Clematis 'Justa' - Pflege, Schnitt, Pflanzen

Clematis 'Justa'

Clematis 'Justa' ist eine Zwergsorte, die überreich blüht. Ihre hellblauen Blüten mit einem leichten lila Schimmer erreichen einen Durchmesser von 6 bis 8 cm und werden durch helle Staubgefäße anmutig verziert. Die Pflanze blüht von Juli bis September und ist dann voller Blüten. Bisweilen blüht sie auch schon ab Ende Mai und bis zum ersten Frost.

In Verbindung mit anderen Sorten oder z. B. Kletterrosen kommt die Schönheit dieser Clematis noch besser zum Vorschein. Sonst verschönert sie Pergolen und Terrassen.

Da es sich um eine Zwergsorte handelt, die nicht größer als 1,2

bis 1,8 Meter wird, eignet sich Clematis 'Justa' auch sehr gut für Pflanzgefäße. Normalerweise ist diese Clematis gut winterhart, aber Töpfe sollten doch etwas Winterschutz bekommen. Bei eingepflanzten Exemplaren ist das nicht nötig.

Der Standort für die Clematis sollte sonnig bis leicht schattig sein. Ein guter Boden beugt Krankheiten vor, vor allem der Clematiswelke. Er sollte humusreich und gut durchlässig sein. Nasse Füße vertragen Clematis nicht. Während der Blüte sollte man die Pflanze gut mit Nährstoffen versorgen. Auch gegossen werden muss
regelmäßig, aber immer erst dann, wenn die Oberste Erdschicht gut abgetrocknet ist. Der Pflanzballen sollte aber nie austrocknen.

Clematis 'Justa' pflanzt man am besten im Spätsommer, damit sie bis zum Winter noch gut anwachsen kann. Die Oberkante des Topfballens sollte etwa 10 cm unter der Erdoberfläche liegen.  Im Pflanzjahr ist ein Winterschutz aus Laub empfehlenswert.  Den Wurzelbereich bepflanzt man am besten mit Bodendeckern oder füllt eine dicke Schicht Mulch auf. Der Fuß der Clematis muss immer beschattet sein.

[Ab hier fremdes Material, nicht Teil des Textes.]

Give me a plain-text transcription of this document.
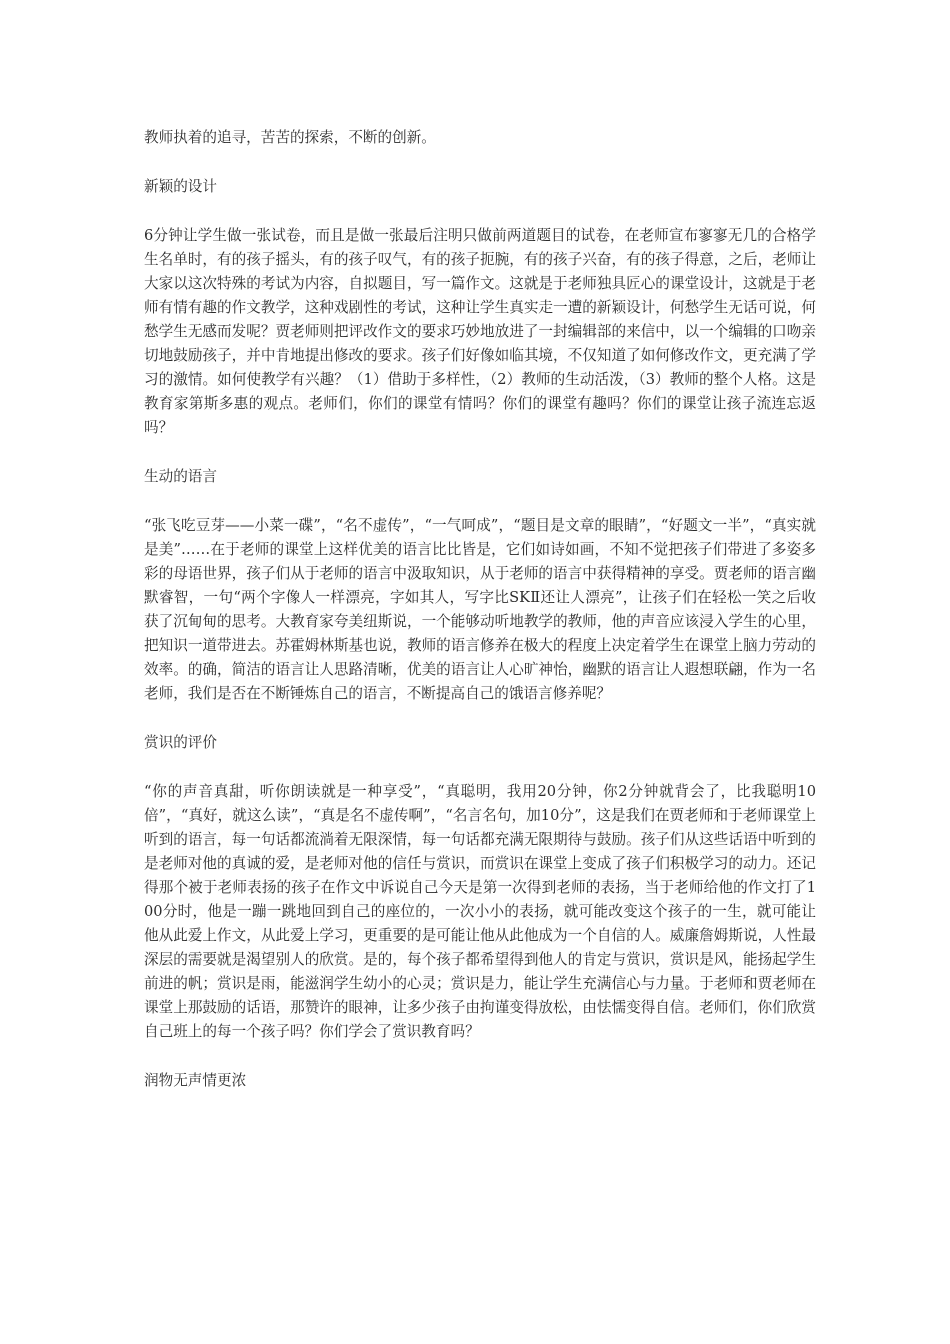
教师执着的追寻，苦苦的探索，不断的创新。

新颖的设计

6分钟让学生做一张试卷，而且是做一张最后注明只做前两道题目的试卷，在老师宣布寥寥无几的合格学生名单时，有的孩子摇头，有的孩子叹气，有的孩子扼腕，有的孩子兴奋，有的孩子得意，之后，老师让大家以这次特殊的考试为内容，自拟题目，写一篇作文。这就是于老师独具匠心的课堂设计，这就是于老师有情有趣的作文教学，这种戏剧性的考试，这种让学生真实走一遭的新颖设计，何愁学生无话可说，何愁学生无感而发呢？贾老师则把评改作文的要求巧妙地放进了一封编辑部的来信中，以一个编辑的口吻亲切地鼓励孩子，并中肯地提出修改的要求。孩子们好像如临其境，不仅知道了如何修改作文，更充满了学习的激情。如何使教学有兴趣？（1）借助于多样性，（2）教师的生动活泼，（3）教师的整个人格。这是教育家第斯多惠的观点。老师们，你们的课堂有情吗？你们的课堂有趣吗？你们的课堂让孩子流连忘返吗？

生动的语言

“张飞吃豆芽——小菜一碟”，“名不虚传”，“一气呵成”，“题目是文章的眼睛”，“好题文一半”，“真实就是美”……在于老师的课堂上这样优美的语言比比皆是，它们如诗如画，不知不觉把孩子们带进了多姿多彩的母语世界，孩子们从于老师的语言中汲取知识，从于老师的语言中获得精神的享受。贾老师的语言幽默睿智，一句“两个字像人一样漂亮，字如其人，写字比SKⅡ还让人漂亮”，让孩子们在轻松一笑之后收获了沉甸甸的思考。大教育家夸美纽斯说，一个能够动听地教学的教师，他的声音应该浸入学生的心里，把知识一道带进去。苏霍姆林斯基也说，教师的语言修养在极大的程度上决定着学生在课堂上脑力劳动的效率。的确，简洁的语言让人思路清晰，优美的语言让人心旷神怡，幽默的语言让人遐想联翩，作为一名老师，我们是否在不断锤炼自己的语言，不断提高自己的饿语言修养呢？

赏识的评价

“你的声音真甜，听你朗读就是一种享受”，“真聪明，我用20分钟，你2分钟就背会了，比我聪明10倍”，“真好，就这么读”，“真是名不虚传啊”，“名言名句，加10分”，这是我们在贾老师和于老师课堂上听到的语言，每一句话都流淌着无限深情，每一句话都充满无限期待与鼓励。孩子们从这些话语中听到的是老师对他的真诚的爱，是老师对他的信任与赏识，而赏识在课堂上变成了孩子们积极学习的动力。还记得那个被于老师表扬的孩子在作文中诉说自己今天是第一次得到老师的表扬，当于老师给他的作文打了100分时，他是一蹦一跳地回到自己的座位的，一次小小的表扬，就可能改变这个孩子的一生，就可能让他从此爱上作文，从此爱上学习，更重要的是可能让他从此他成为一个自信的人。威廉詹姆斯说，人性最深层的需要就是渴望别人的欣赏。是的，每个孩子都希望得到他人的肯定与赏识，赏识是风，能扬起学生前进的帆；赏识是雨，能滋润学生幼小的心灵；赏识是力，能让学生充满信心与力量。于老师和贾老师在课堂上那鼓励的话语，那赞许的眼神，让多少孩子由拘谨变得放松，由怯懦变得自信。老师们，你们欣赏自己班上的每一个孩子吗？你们学会了赏识教育吗？

润物无声情更浓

Clematis 'Justa' ist anfällig für die Clematiswelke. Wenn die Krankheit rechtzeitig erkannt wird und die befallenen Triebe entfernt wurden, treibt sie aber meist willig wieder aus. Wer kein Risiko eingehen möchte, schneidet komplett zurück und hofft, dass die Pflanze neu austreibt.

Clematis 'Justa' blüht nur einmal im Jahr, am neuen Austrieb. Die Pflanze wird im November/Dezember oder im zeitigen Frühjahr auf eine Länge von etwa 30 cm gestutzt.  Die Pflanze bildet Langtriebe aus. Wenn man den Rückschnitt nicht durchführt, führt das zu eingeschränktem Längenwachstum, einem Verkahlen der Pflanze von unten und sehr dünnen Trieben, die nur sehr schwer Blüten bilden
Vermehrt wird diese Waldrebe über Samen oder Stecklinge.